Alsdorf: Alsdorf setzt auf die IGA 2017

Alsdorf: Alsdorf setzt auf die IGA 2017

Gespannt warten Verwaltung und Politik in Alsdorf auf den Tag der Entscheidung: Am 11. Oktober, zum Ende der Bundesgartenschau in Schwerin, wird verkündet, ob die Internationale Gartenbauausstellung (IGA) 2017 in Berlin-Tempelhof oder in der Region Aachen stattfindet.

Von der IGA soll und will die ehemalige Bergbaustadt profitieren. Der Niederländer Henk Vos, bekannt als Geschäftsführer der Euregionale 2008 und nun Projektkoordinator der IGA 2017, verbreitete im Ausschuss für Stadtentwicklung Optimismus.
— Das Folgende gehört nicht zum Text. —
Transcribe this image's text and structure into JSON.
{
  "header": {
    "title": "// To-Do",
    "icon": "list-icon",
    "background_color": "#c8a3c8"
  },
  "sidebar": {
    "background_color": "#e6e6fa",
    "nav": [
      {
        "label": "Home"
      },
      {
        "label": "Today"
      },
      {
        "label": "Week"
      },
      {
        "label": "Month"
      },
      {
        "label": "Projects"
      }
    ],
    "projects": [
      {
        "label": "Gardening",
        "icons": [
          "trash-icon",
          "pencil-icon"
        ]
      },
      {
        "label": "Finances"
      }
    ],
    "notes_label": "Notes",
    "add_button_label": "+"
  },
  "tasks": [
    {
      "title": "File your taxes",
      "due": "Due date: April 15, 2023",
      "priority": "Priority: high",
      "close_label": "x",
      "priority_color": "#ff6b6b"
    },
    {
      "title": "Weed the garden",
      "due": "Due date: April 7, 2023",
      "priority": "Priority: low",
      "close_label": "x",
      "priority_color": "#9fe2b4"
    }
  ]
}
Er sieht bei der IGA-Kommission, die unlängst die Region bereiste, gute Vorzeichen. Während der konkurrierende Bewerber in Berlin-Tempelhof zum klassischen Konzept einer Gartenbauausstellung tendiere, sei das grenzüberschreitende Konzept der Aachener (Städte-)Region internationaler und konsequenter als Impuls für eine positive Entwicklung der teilnehmenden Kommunen ausgerichtet.

Bei Investitionen in Höhe von 200 Millionen Euro rechnet er mit einem wirtschaftlichen Impuls in Höhe von rund 350 Millionen Euro.

Alsdorf sei mit dem Energeticon-Konzept auf dem Annagelände, das auf sehr gute Weise erkläre, wie die Energiewende weg vom fossilen Bereich hin zu neuen Energien gelingen könne, und gemeinsam mit Baesweiler mit der Gestaltung der Haldenlandschaft sehr gut aufgestellt.

Vos sagte: „Es ist wichtig, dies einem großen Publikum zeigen zu können.” Seine kleinste Sorge gelte der Besucherfrage. Angesichts des Dreiländerecks und eines Einzugsbereichs mit rund 30 Millionen Einwohnern, sieht er sehr gute Chancen, im Rahmen der IGA viele Menschen auch für Alsdorf interessieren zu können.

Zwischen Ostern und Herbst 2017 - sollte der Zuschlag für die Region erfolgen - erwartet das Projektteam zwischen 1,8 und 2,1 Millionen Besucher. Nur teilweise spülten diese auf Grund von Ticketverkauf Geld in die Kassen der Städteregion, da ein großer Teil der einzubeziehenden Fläche offene Parklandschaft sei.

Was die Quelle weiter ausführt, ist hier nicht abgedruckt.